Arab News (Editorial)
October 1, 2007 - 12:00am§ion=0&article=101931&d=1&m=10&y=2007

Israel's rejection of family unification files pertaining to residents of Gaza is one more example of the collective punishment meted out by the occupying power to the Palestinians. The Israeli step comes after Tel Aviv declared the Gaza Strip a “hostile entity.” Israeli officials justify their decision on the grounds that, since Israel disengaged from Gaza two years ago, it could no longer be considered an occupying power, responsible under international law for the welfare of the people under its occupation. Gaza can, however, be considered “hostile” on the grounds of continued missile bombardment of Israel since that time.

Yet international law continues to treat the Gaza Strip, like the West Bank, as occupied territory, and thus places responsibility on the occupying power for all the basic humanitarian needs of Palestinians in both areas. In addition, collective punishment is forbidden under international law.

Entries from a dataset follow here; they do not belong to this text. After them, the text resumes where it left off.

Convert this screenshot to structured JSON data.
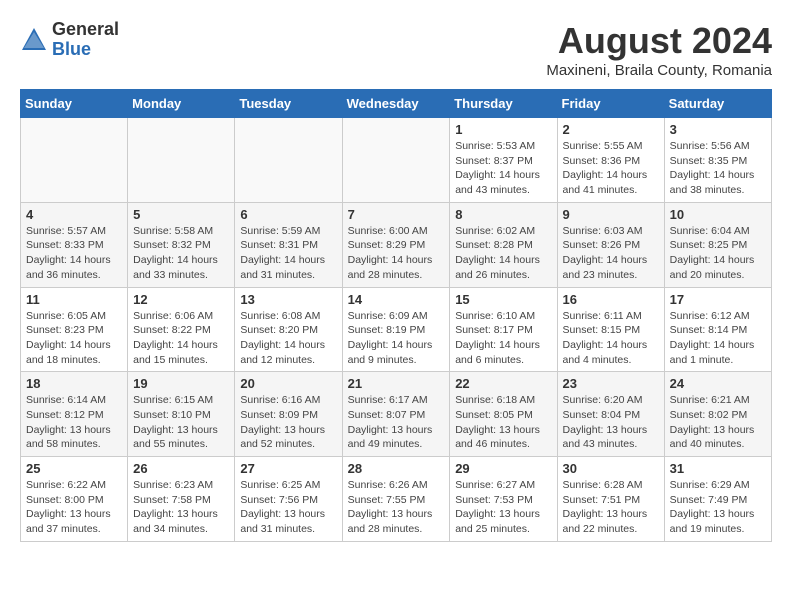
{
  "header": {
    "logo_general": "General",
    "logo_blue": "Blue",
    "month_year": "August 2024",
    "location": "Maxineni, Braila County, Romania"
  },
  "weekdays": [
    "Sunday",
    "Monday",
    "Tuesday",
    "Wednesday",
    "Thursday",
    "Friday",
    "Saturday"
  ],
  "weeks": [
    [
      {
        "day": "",
        "info": ""
      },
      {
        "day": "",
        "info": ""
      },
      {
        "day": "",
        "info": ""
      },
      {
        "day": "",
        "info": ""
      },
      {
        "day": "1",
        "info": "Sunrise: 5:53 AM\nSunset: 8:37 PM\nDaylight: 14 hours and 43 minutes."
      },
      {
        "day": "2",
        "info": "Sunrise: 5:55 AM\nSunset: 8:36 PM\nDaylight: 14 hours and 41 minutes."
      },
      {
        "day": "3",
        "info": "Sunrise: 5:56 AM\nSunset: 8:35 PM\nDaylight: 14 hours and 38 minutes."
      }
    ],
    [
      {
        "day": "4",
        "info": "Sunrise: 5:57 AM\nSunset: 8:33 PM\nDaylight: 14 hours and 36 minutes."
      },
      {
        "day": "5",
        "info": "Sunrise: 5:58 AM\nSunset: 8:32 PM\nDaylight: 14 hours and 33 minutes."
      },
      {
        "day": "6",
        "info": "Sunrise: 5:59 AM\nSunset: 8:31 PM\nDaylight: 14 hours and 31 minutes."
      },
      {
        "day": "7",
        "info": "Sunrise: 6:00 AM\nSunset: 8:29 PM\nDaylight: 14 hours and 28 minutes."
      },
      {
        "day": "8",
        "info": "Sunrise: 6:02 AM\nSunset: 8:28 PM\nDaylight: 14 hours and 26 minutes."
      },
      {
        "day": "9",
        "info": "Sunrise: 6:03 AM\nSunset: 8:26 PM\nDaylight: 14 hours and 23 minutes."
      },
      {
        "day": "10",
        "info": "Sunrise: 6:04 AM\nSunset: 8:25 PM\nDaylight: 14 hours and 20 minutes."
      }
    ],
    [
      {
        "day": "11",
        "info": "Sunrise: 6:05 AM\nSunset: 8:23 PM\nDaylight: 14 hours and 18 minutes."
      },
      {
        "day": "12",
        "info": "Sunrise: 6:06 AM\nSunset: 8:22 PM\nDaylight: 14 hours and 15 minutes."
      },
      {
        "day": "13",
        "info": "Sunrise: 6:08 AM\nSunset: 8:20 PM\nDaylight: 14 hours and 12 minutes."
      },
      {
        "day": "14",
        "info": "Sunrise: 6:09 AM\nSunset: 8:19 PM\nDaylight: 14 hours and 9 minutes."
      },
      {
        "day": "15",
        "info": "Sunrise: 6:10 AM\nSunset: 8:17 PM\nDaylight: 14 hours and 6 minutes."
      },
      {
        "day": "16",
        "info": "Sunrise: 6:11 AM\nSunset: 8:15 PM\nDaylight: 14 hours and 4 minutes."
      },
      {
        "day": "17",
        "info": "Sunrise: 6:12 AM\nSunset: 8:14 PM\nDaylight: 14 hours and 1 minute."
      }
    ],
    [
      {
        "day": "18",
        "info": "Sunrise: 6:14 AM\nSunset: 8:12 PM\nDaylight: 13 hours and 58 minutes."
      },
      {
        "day": "19",
        "info": "Sunrise: 6:15 AM\nSunset: 8:10 PM\nDaylight: 13 hours and 55 minutes."
      },
      {
        "day": "20",
        "info": "Sunrise: 6:16 AM\nSunset: 8:09 PM\nDaylight: 13 hours and 52 minutes."
      },
      {
        "day": "21",
        "info": "Sunrise: 6:17 AM\nSunset: 8:07 PM\nDaylight: 13 hours and 49 minutes."
      },
      {
        "day": "22",
        "info": "Sunrise: 6:18 AM\nSunset: 8:05 PM\nDaylight: 13 hours and 46 minutes."
      },
      {
        "day": "23",
        "info": "Sunrise: 6:20 AM\nSunset: 8:04 PM\nDaylight: 13 hours and 43 minutes."
      },
      {
        "day": "24",
        "info": "Sunrise: 6:21 AM\nSunset: 8:02 PM\nDaylight: 13 hours and 40 minutes."
      }
    ],
    [
      {
        "day": "25",
        "info": "Sunrise: 6:22 AM\nSunset: 8:00 PM\nDaylight: 13 hours and 37 minutes."
      },
      {
        "day": "26",
        "info": "Sunrise: 6:23 AM\nSunset: 7:58 PM\nDaylight: 13 hours and 34 minutes."
      },
      {
        "day": "27",
        "info": "Sunrise: 6:25 AM\nSunset: 7:56 PM\nDaylight: 13 hours and 31 minutes."
      },
      {
        "day": "28",
        "info": "Sunrise: 6:26 AM\nSunset: 7:55 PM\nDaylight: 13 hours and 28 minutes."
      },
      {
        "day": "29",
        "info": "Sunrise: 6:27 AM\nSunset: 7:53 PM\nDaylight: 13 hours and 25 minutes."
      },
      {
        "day": "30",
        "info": "Sunrise: 6:28 AM\nSunset: 7:51 PM\nDaylight: 13 hours and 22 minutes."
      },
      {
        "day": "31",
        "info": "Sunrise: 6:29 AM\nSunset: 7:49 PM\nDaylight: 13 hours and 19 minutes."
      }
    ]
  ]
}
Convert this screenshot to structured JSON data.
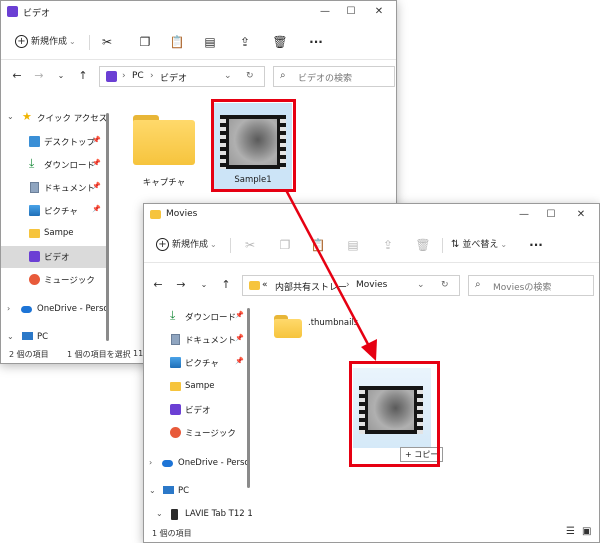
{
  "window1": {
    "title": "ビデオ",
    "toolbar": {
      "new_label": "新規作成"
    },
    "address": {
      "parts": [
        "PC",
        "ビデオ"
      ]
    },
    "search_placeholder": "ビデオの検索",
    "nav": {
      "quick_access": "クイック アクセス",
      "items": [
        "デスクトップ",
        "ダウンロード",
        "ドキュメント",
        "ピクチャ",
        "Sampe",
        "ビデオ",
        "ミュージック"
      ],
      "onedrive": "OneDrive - Perso",
      "pc": "PC"
    },
    "content": {
      "folder": "キャプチャ",
      "file": "Sample1"
    },
    "status": {
      "count": "2 個の項目",
      "selected": "1 個の項目を選択",
      "size": "11."
    }
  },
  "window2": {
    "title": "Movies",
    "toolbar": {
      "new_label": "新規作成",
      "sort_label": "並べ替え"
    },
    "address": {
      "prefix": "«",
      "parts": [
        "内部共有ストレー",
        "Movies"
      ]
    },
    "search_placeholder": "Moviesの検索",
    "nav": {
      "items": [
        "ダウンロード",
        "ドキュメント",
        "ピクチャ",
        "Sampe",
        "ビデオ",
        "ミュージック"
      ],
      "onedrive": "OneDrive - Perso",
      "pc": "PC",
      "device": "LAVIE Tab T12 1"
    },
    "content": {
      "folder": ".thumbnails",
      "copy_badge": "+ コピー"
    },
    "status": {
      "count": "1 個の項目"
    }
  },
  "colors": {
    "highlight": "#e60012",
    "folder": "#f6c43d",
    "accent": "#0067c0"
  }
}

The Israeli government’s decision to consider Gaza a hostile entity does not release Israel from its obligations as an occupying power. Despite its 2005 pullout, Israel retains the keys to all ports of entry as well as the right to mount military forays deep into Gaza. Since the beginning of this year alone, such operations have resulted in the deaths of 251 Palestinians. Israel will probably cut off electricity to Gaza, with the exception of a supply to hospitals; sharply reduce fuel supplies, again to a level sufficient only to power vital services; block the flow of monetary payments to unspecified recipients; keep entries into Gaza shut, apart from allowing food supplies in twice a week; and restrict visits to Palestinian detainees in Israeli prisons. It probably will not cut off or even reduce water supplies in view of the violent reactions such a measure would produce.

If the Israeli strategy since the Hamas takeover has essentially been to put the squeeze on Gaza, it has become apparent that it is not achieving Tel Aviv’s desire to topple Hamas. But perhaps this is exactly what Israel wants; to solidify the wedge between the West Bank and Gaza and to keep Hamas isolated within its Gaza confines.

On the other hand, the imposition of collective punishment, rather than targeting Hamas, will only recruit more Palestinians to take part in the struggle against Israeli injustice.

Undoubtedly, Israeli decision-makers are currently computing the existing political situation and the likely political fallout from each of the possible scenarios. Much will depend on how Hamas comports itself between now and the forthcoming summit meeting in Washington. For example, will it risk sabotaging the meeting in advance by triggering a confrontation in Gaza, or will it back down in the face of Israel’s tightening stranglehold? And of course, we should not rule out the possibility of Israel itself making the first move to forestall the autumn meeting by pushing the situation in Gaza to its breaking point.